Cities steal property, and give it to Costco.

Costco, the big warehouse chain, took a minor p.r. hit last year when the city council of Cypress, California, tried to kick a church off its land in order to give it to the company. But this case does not appear to be an isolated incident. The libertarian legal activists at the Institute for Justice say that Costco is a major beneficiary of local governments’ abuse of their power to seize private property. They want to put an end to that abuse.

The institute does not deny that governments have the power to seize private property “for public use,” so long as they provide “just compensation” (the wording of the Fifth Amendment to the Constitution). But it insists that such seizures should be limited to actual public uses. Taking someone’s property to sell it to a company doesn’t count.

There’s no central database of beneficiaries of eminent-domain abuse. But Dana Berliner, a lawyer at the institute, has been collecting news reports and case filings about these transfers of property since the beginning of 1998. “Of the big-box retailers, Costco shows up the most,” she says. In late 2001, a Costco shareholder, Susan Watson wrote to the company’s headquarters expressing her concern at the company’s tactics. Its chief legal officer wrote a response that conceded that “there are probably dozens” of Costco projects “where eminent domain or the threat of it has been involved in acquiring land for redevelopment.” (Costco representatives did not return my phone calls for this article.)
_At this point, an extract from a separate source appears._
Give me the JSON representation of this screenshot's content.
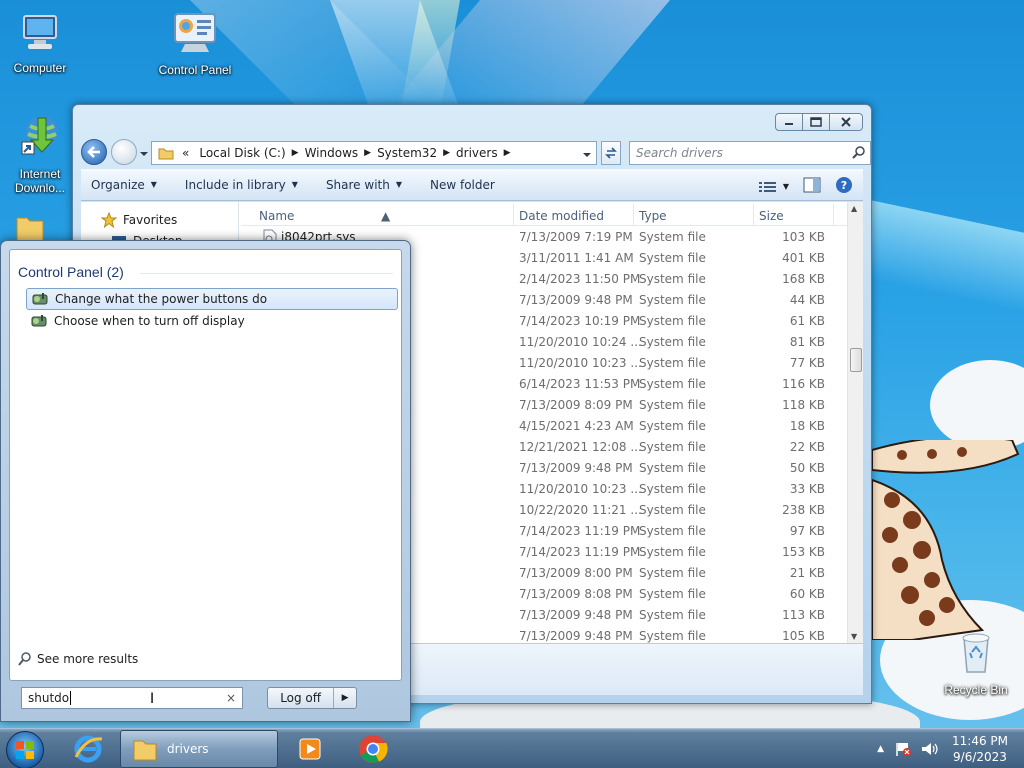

One of these projects was in Lancaster, California. Costco wanted to expand its store by knocking down a 99 Cents Store. Costco threatened to leave the city if it didn’t get what it wanted. In 2000, federal judge Steven Wilson found that Lancaster had improperly condemned the store: “In this case, the evidence is clear beyond dispute that Lancaster’s condemnation efforts rest on nothing more than the desire to achieve the naked transfer of property from one private party to another. Indeed, Lancaster itself admits that the only reason it enacted the [condemnation] was to satisfy the private expansion demands of Costco. It is equally undisputed that Costco could have easily expanded. . . onto adjacent property without displacing 99 Cents at all but refused to do so. Finally, by Lancaster’s own admissions, it was willing to go to any lengths — even so far as condemning commercially viable, unblighted real property — simply to keep Costco within the city’s boundaries. In short, the very reason that Lancaster decided to condemn 99 Cents’ leasehold interest was to appease Costco. Such conduct amounts to an unconstitutional taking for purely private purposes.”
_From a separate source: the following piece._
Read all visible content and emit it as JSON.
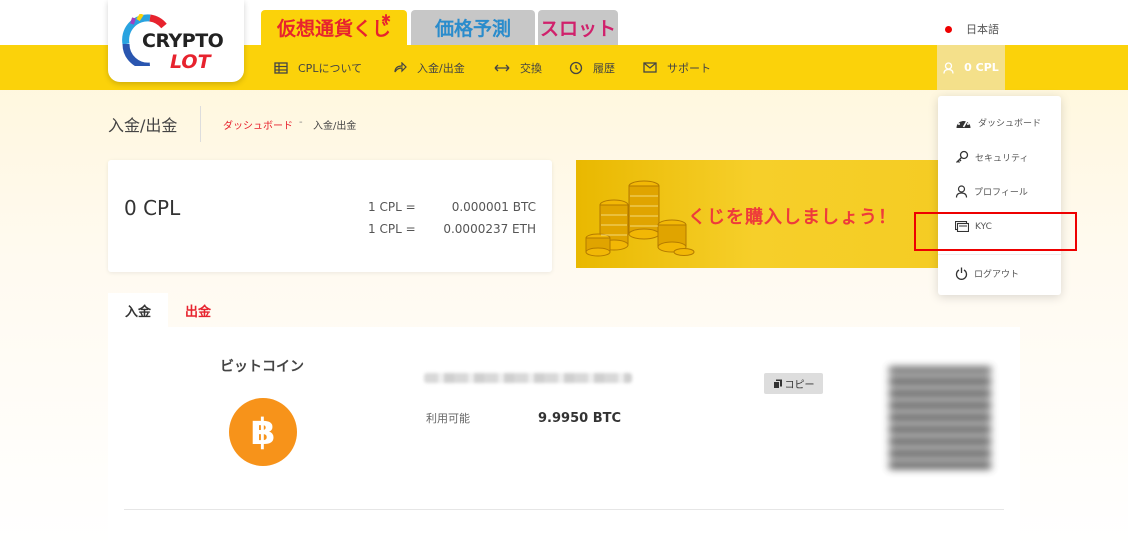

Cities engaging in such property seizures typically claim that they are necessary to promote economic development. Members of the city council in Cypress, and the council’s defenders, noted that Costco would generate more tax revenue for the city than a church would (not surprising, considering that churches are tax-exempt). But as Berliner notes, that’s a dangerously far-reaching justification. “Most people’s homes would in fact produce more real-estate taxes if they were Costco,” she says. “If all it takes to condemn someone’s property is to say your house, if it were a Costco, would generate more taxes, then we’re all in trouble.”

The economic-development justification for property seizure is a license for abuse. It will always be possible to dress up the appeasement of powerful financial interests in an area in this fashion. The best economic-development strategy for cities, in any case, is not to attack property rights but to maintain their roads, apprehend and punish criminals, keep taxes low, and fix the schools.

I’m less enamored of litigation than the Institute for Justice. I also think that local governments that abuse their eminent-domain powers-and the state governments that allow this conduct-are more to blame than companies that take advantage of this regime. But I’ll give the last word to Berliner: “Big box stores always try to justify their involvement in eminent domain by saying oh, it’s not up to us, it’s up to the city. But transactions happen when there’s supply and demand, and if private businesses weren’t happy to take advantage of other people’s property — acquired by force and at a discount — then cities wouldn’t do it. So I don’t believe they can claim they have no responsibility.”